Sur la forme, l’ancien dirigeant USFP a affiché une maîtrise évidente. Calme, posé, il a su encadrer les questions, parfois en les reformulant avant d’y répondre. Cette méthode traduit une longue expérience politique et une volonté de contrôler le message plutôt que de subir le rythme de l’interview. Aucun débordement, aucune posture conflictuelle : le choix assumé de la modération et de la rationalité.

Cependant, la discipline peut parfois conduire à une certaine prudence excessive. En privilégiant les considérations générales — continuité du combat de gauche, attachement aux valeurs de justice sociale —, il a évité d’entrer dans une analyse détaillée des raisons profondes de son repositionnement. C’est précisément là que se situe l’enjeu de la conviction.

A-t-il été convaincant ?

La réponse dépend du regard porté.

Pour les partisans d’un regroupement des forces de gauche, son discours apparaît cohérent et logique, présenté comme la continuité d’un parcours militant. Pour les observateurs plus critiques, un besoin de clarification plus approfondie subsiste quant aux motivations politiques et organisationnelles de cette transition.

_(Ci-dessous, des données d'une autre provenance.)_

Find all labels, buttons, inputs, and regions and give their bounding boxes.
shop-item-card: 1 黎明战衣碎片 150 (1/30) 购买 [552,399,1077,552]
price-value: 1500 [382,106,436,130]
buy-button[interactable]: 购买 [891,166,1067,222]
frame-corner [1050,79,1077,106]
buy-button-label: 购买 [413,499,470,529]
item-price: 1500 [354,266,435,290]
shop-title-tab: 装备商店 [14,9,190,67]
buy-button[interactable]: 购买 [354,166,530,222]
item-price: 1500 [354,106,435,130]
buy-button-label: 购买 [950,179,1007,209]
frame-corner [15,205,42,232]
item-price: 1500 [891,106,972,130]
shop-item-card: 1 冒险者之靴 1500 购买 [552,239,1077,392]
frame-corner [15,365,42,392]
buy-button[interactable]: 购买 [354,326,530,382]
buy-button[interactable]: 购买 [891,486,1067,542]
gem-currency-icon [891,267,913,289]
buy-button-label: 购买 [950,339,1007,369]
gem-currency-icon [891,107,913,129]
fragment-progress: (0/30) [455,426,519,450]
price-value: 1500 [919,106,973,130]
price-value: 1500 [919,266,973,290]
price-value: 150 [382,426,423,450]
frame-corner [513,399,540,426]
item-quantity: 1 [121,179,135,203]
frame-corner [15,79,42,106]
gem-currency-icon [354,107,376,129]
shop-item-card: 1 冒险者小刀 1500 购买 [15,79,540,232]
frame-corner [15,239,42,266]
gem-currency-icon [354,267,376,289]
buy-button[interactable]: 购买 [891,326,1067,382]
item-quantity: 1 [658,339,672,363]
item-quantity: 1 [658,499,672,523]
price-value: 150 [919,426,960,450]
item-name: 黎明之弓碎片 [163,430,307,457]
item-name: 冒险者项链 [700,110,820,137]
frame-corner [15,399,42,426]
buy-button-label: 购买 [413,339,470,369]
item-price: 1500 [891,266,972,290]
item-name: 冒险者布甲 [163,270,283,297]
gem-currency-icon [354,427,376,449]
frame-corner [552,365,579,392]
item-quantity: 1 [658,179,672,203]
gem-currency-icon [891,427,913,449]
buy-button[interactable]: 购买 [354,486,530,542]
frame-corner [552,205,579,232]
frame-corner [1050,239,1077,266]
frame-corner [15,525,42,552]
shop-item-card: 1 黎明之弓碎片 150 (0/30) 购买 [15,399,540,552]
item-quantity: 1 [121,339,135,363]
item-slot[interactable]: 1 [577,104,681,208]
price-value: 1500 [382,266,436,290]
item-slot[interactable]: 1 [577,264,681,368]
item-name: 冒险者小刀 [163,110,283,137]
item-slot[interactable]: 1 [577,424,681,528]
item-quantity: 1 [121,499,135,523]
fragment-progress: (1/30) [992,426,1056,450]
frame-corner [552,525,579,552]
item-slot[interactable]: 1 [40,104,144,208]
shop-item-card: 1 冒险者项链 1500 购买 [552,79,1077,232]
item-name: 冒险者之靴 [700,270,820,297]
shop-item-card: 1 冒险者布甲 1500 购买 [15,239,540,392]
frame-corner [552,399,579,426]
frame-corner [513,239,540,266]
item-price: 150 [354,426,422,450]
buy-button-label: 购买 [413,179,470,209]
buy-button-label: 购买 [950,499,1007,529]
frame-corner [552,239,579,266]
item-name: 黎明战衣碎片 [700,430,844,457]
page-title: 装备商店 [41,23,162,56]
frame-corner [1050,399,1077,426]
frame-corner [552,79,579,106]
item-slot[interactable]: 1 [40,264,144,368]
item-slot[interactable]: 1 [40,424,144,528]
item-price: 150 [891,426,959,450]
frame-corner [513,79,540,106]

En définitive, cette intervention n’était ni défensive ni spectaculaire. Elle relevait davantage d’un positionnement réfléchi que d’un coup d’éclat. Mais en politique, l’impact durable ne se mesure pas uniquement à la qualité d’une prestation télévisée. Il dépendra surtout de la capacité à transformer ce repositionnement en dynamique concrète au sein du parti et dans le débat public.

Car la politique ne se limite pas à l’art de paraître ; elle repose avant tout sur l’art de construire.